Data Collection and Analysis

Using a standardized abstraction form, center coordinators collected data from the EHR of each patient from the date of his or her first positive HCV antibody test from December 1, 2012, through October 31, 2015. Coordinators identified relevant laboratory orders, encounters, and pharmacy records associated with each step of the HCV care cascade and sent deidentified person-level data to the coordinating center (NORC at the University of Chicago). Because of small sample sizes, the care cascade steps were not stratified by center. Data were analyzed using Microsoft Excel 2013 and SAS version 9.4 (SAS Institute, Inc; Cary, North Carolina).

We calculated the proportion of persons who progressed along the HCV care cascade as the number of individuals who completed each step (numerator) divided by the number of individuals with a positive HCV antibody test (denominator). We also calculated the proportion of individuals completing each step (numerator) divided by the number of individuals completing the previous step. Due to problems extracting pharmacy information from their EHR systems, 1 center did not report treatment of any patients. Therefore, we also calculated the care cascade and the percent of patients initiating treatment using data from the 2 centers with accessible treatment records (“treating centers”).

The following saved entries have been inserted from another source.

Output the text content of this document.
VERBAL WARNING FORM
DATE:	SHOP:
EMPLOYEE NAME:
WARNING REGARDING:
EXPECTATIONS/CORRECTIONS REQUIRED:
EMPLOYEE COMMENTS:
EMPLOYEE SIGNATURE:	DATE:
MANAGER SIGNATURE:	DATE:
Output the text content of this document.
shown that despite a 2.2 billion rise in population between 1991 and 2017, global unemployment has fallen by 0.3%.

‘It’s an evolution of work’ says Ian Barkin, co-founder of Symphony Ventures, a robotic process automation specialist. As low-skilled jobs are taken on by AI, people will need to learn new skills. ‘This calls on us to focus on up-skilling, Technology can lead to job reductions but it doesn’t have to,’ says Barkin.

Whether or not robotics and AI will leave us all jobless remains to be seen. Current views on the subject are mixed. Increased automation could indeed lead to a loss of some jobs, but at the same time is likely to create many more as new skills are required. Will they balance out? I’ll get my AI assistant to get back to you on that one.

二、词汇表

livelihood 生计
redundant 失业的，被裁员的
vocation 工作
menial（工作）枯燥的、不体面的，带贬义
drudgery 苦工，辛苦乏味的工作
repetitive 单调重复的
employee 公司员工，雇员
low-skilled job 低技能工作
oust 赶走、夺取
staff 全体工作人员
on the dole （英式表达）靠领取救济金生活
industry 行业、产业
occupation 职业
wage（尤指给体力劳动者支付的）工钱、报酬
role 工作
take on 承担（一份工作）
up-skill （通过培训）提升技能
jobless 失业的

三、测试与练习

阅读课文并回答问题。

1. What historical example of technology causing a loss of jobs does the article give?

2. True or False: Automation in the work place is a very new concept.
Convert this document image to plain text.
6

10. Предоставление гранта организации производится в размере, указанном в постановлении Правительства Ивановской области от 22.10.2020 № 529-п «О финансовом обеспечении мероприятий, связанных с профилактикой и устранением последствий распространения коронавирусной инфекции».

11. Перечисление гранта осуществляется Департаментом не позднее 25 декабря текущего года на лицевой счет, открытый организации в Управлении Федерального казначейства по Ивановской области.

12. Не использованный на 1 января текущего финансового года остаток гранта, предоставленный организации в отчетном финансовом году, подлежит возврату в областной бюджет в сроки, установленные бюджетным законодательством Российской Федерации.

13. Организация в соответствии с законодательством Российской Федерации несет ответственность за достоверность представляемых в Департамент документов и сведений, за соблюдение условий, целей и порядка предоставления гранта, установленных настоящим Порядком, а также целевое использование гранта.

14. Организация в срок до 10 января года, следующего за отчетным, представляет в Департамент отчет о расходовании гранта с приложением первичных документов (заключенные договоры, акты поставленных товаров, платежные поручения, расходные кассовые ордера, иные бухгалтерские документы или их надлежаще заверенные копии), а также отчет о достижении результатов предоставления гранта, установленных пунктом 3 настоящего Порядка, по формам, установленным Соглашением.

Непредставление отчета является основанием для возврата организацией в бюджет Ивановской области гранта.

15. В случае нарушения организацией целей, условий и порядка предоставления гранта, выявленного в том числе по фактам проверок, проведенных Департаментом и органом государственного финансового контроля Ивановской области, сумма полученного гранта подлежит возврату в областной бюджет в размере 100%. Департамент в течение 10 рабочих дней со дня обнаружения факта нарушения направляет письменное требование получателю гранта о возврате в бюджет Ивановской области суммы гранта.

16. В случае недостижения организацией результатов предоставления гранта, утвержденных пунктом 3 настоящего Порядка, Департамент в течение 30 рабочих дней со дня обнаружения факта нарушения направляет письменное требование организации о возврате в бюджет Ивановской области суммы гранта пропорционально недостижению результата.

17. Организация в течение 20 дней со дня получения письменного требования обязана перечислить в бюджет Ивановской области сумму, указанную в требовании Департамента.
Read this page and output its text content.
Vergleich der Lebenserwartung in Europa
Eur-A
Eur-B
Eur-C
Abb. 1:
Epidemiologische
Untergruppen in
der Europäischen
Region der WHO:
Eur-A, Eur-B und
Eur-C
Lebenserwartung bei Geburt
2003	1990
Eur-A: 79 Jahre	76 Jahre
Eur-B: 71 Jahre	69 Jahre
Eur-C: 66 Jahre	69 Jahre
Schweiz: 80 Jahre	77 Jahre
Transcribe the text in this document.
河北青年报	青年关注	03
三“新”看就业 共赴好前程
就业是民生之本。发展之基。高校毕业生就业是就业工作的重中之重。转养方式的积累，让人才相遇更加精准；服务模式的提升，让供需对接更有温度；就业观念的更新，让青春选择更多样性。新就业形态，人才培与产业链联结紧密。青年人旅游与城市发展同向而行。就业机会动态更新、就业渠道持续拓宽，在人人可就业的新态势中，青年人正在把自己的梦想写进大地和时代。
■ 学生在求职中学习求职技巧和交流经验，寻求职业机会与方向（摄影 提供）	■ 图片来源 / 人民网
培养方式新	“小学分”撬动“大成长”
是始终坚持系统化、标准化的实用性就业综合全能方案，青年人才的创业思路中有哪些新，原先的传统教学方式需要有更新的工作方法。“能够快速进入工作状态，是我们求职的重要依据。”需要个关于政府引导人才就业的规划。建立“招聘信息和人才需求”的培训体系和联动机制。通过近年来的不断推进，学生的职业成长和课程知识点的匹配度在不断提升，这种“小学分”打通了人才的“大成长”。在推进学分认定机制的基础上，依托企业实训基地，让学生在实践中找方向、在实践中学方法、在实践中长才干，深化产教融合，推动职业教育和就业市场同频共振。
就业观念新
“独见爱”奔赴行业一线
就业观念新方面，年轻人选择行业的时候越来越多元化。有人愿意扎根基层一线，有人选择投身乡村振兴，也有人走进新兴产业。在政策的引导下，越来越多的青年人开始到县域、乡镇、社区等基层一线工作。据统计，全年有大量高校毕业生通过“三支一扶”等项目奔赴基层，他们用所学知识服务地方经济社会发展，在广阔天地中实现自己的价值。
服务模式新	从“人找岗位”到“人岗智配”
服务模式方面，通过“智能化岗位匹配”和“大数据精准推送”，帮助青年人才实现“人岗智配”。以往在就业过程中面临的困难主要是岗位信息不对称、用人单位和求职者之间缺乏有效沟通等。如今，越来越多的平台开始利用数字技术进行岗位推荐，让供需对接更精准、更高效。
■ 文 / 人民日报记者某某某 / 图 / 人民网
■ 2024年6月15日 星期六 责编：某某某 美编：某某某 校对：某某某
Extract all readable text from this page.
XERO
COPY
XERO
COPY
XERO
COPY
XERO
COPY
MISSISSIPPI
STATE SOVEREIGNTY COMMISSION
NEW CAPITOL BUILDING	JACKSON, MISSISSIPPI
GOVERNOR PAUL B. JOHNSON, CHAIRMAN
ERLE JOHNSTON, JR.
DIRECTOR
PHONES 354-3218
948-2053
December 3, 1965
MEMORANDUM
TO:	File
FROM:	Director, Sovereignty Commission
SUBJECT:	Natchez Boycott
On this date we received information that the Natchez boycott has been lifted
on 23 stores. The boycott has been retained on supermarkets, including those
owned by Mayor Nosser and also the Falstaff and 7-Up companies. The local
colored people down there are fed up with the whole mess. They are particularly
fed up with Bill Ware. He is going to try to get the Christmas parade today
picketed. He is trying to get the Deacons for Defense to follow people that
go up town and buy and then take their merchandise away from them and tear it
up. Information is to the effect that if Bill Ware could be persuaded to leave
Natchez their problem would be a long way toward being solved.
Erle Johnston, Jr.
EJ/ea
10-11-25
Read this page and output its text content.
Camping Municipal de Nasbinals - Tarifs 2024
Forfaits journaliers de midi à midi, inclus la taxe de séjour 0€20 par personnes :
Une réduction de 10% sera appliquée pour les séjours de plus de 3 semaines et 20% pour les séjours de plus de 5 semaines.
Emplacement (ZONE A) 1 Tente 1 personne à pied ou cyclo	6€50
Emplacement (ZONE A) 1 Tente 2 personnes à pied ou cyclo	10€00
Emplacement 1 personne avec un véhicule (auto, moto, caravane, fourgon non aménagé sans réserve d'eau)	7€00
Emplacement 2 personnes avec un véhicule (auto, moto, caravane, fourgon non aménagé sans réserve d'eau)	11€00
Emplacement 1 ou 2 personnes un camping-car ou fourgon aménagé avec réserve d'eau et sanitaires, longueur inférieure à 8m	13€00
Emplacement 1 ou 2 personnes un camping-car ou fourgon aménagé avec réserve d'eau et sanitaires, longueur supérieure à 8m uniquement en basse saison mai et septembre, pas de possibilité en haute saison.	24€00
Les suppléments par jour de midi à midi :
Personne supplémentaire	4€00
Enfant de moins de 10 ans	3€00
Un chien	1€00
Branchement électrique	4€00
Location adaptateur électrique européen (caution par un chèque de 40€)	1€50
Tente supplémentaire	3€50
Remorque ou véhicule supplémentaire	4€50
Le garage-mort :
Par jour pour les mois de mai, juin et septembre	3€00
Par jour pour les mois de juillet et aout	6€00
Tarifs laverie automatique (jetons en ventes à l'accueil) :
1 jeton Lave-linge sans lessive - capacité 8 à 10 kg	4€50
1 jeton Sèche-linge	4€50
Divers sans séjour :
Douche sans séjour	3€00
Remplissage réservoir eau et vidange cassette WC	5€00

We estimated patients’ liver disease stage at initial evaluation using their first recorded AST (aspartate aminotransferase) to Platelet Ratio Index (APRI) scores. Disease stage was categorized using the following values: 0.0 to 0.54, 0.55 to less than 1.0, 1.0 to less than 2.0, and 2.0 or greater (ranging from no liver disease at 0.0 to advanced fibrosis/cirrhosis). 15 Using χ 2 tests and Fisher’s exact tests and data from the 2 treating centers, we compared differences in treatment initiation by sex, race, birth year, insurance type, APRI score categories, and HCV genotype. A P value ≤.05 was considered statistically significant.